Through it all, the Tigers banged out 11 hits, led by Jose Iglesias' three -- including an RBI-double and a bases-clearing double that untied the game in the seventh inning. Iglesias has seven hits in his last three games. JaCoby Jones also had a two-run single, his first RBIs since early April.
Justin Upton homered in the first inning, his 27th, and McCann homered in the eighth, his 12th -- and that came in the very next at-bat after getting drilled in the head. He launched a Chad Smith off-speed pitch 430-some feet into the overcast sky, admired it for several seconds, then flipped the bat for all to see.
"No comment," McCann said, with a devilish smirk, his eye black melting down his face. "Nah, I think just at the point of that game, everything that had gone on up to that point, it just kind of all came out after that swing."

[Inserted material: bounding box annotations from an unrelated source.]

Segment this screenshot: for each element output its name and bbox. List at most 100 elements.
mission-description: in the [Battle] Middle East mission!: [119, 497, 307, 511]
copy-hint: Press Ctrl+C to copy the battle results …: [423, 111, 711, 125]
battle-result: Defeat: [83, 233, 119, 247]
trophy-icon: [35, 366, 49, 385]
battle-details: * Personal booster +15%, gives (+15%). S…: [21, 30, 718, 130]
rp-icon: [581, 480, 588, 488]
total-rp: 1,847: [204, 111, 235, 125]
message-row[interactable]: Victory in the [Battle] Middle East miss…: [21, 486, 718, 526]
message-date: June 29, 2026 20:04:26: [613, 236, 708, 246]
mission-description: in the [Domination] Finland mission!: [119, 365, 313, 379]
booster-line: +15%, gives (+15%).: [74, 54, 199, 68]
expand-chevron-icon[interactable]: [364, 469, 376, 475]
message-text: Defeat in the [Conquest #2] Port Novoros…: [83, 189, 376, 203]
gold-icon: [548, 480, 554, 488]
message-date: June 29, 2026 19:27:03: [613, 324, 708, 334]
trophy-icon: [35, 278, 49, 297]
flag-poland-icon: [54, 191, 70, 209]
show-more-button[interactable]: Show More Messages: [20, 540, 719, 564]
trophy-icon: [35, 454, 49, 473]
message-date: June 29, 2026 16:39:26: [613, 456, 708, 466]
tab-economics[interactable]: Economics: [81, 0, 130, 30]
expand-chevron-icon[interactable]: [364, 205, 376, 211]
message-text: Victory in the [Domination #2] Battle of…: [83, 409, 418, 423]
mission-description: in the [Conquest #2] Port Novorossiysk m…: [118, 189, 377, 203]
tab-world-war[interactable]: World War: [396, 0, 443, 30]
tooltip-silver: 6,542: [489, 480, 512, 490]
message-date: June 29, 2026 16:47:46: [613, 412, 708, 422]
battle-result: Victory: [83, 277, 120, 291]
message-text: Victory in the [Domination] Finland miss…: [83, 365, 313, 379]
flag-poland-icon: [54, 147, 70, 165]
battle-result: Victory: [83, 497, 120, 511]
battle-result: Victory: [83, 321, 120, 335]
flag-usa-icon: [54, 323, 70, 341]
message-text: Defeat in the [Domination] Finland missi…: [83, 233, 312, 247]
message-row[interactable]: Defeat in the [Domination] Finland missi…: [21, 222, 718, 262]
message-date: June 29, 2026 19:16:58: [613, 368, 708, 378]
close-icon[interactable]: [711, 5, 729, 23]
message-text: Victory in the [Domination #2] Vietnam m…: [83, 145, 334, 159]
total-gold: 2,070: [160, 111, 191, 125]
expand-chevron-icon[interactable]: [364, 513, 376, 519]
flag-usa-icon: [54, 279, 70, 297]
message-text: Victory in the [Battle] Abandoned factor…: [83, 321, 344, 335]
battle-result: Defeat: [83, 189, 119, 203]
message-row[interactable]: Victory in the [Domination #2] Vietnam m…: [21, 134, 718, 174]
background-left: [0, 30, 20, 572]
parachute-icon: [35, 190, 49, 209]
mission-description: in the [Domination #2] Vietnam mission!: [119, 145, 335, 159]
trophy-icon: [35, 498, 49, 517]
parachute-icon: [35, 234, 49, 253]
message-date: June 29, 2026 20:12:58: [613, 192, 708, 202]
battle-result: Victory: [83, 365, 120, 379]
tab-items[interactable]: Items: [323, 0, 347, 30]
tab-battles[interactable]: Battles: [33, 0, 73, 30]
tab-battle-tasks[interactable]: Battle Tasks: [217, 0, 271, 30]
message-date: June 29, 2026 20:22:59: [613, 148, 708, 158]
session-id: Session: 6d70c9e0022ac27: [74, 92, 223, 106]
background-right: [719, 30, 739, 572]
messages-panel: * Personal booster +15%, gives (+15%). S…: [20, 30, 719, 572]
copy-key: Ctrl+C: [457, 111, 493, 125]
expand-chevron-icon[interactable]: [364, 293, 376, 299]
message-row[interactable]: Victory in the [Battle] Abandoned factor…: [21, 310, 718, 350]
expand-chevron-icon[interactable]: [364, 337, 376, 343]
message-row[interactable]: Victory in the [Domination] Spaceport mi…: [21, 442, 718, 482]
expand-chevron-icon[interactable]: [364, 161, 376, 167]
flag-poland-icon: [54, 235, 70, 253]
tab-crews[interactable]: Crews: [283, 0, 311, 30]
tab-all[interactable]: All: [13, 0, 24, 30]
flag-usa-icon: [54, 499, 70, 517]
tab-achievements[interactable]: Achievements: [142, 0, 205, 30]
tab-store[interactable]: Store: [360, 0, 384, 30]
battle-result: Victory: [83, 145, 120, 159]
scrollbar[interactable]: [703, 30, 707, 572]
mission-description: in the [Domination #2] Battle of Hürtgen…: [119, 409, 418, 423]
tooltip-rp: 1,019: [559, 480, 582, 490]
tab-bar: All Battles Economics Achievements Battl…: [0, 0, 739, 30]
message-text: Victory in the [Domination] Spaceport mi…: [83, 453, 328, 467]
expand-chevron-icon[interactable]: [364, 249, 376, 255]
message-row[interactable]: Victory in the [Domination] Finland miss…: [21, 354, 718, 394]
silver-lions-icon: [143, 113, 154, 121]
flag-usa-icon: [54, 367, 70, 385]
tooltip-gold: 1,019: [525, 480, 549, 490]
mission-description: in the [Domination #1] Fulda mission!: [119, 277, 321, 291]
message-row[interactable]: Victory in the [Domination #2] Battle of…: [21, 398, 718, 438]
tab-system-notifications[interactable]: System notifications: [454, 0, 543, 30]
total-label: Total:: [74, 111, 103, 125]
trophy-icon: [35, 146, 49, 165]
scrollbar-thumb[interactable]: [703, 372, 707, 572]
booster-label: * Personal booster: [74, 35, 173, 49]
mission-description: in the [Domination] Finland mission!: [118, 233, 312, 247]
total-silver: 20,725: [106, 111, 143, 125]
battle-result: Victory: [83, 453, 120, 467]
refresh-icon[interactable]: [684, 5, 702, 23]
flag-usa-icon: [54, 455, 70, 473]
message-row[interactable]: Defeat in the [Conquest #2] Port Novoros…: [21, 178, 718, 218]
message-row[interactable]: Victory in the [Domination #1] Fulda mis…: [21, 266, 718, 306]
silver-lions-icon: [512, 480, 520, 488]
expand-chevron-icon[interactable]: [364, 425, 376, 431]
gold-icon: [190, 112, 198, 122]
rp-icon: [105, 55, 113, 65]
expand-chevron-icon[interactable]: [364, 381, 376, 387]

Truth be told, things have been brewing for a while between these clubs, as the Tigers were beside themselves July 31 in New York, when the Yankees hit three batters, including Mikie Mahtook in the head.
Anyway, Shane Greene worked a relatively calm -- and ejection-free! -- ninth for his fourth save, the crowd roaring as loud as it has in weeks when he struck out, of all people, Sanchez for the final out.
Now, as the Tigers headed to Chicago and the Yankees back home, all eyes turn to the Commissioner's Office, which will be charged with sorting out of the fines and suspensions. Those punishments will mean a whole lot more to the Yankees, fighting for the American League East, than the Tigers, blown out the first two games by a combined score of 23-6 and who have been a lost cause for quite some time.
That said, in this disaster of a season, at least the Tigers can say they are going down swinging.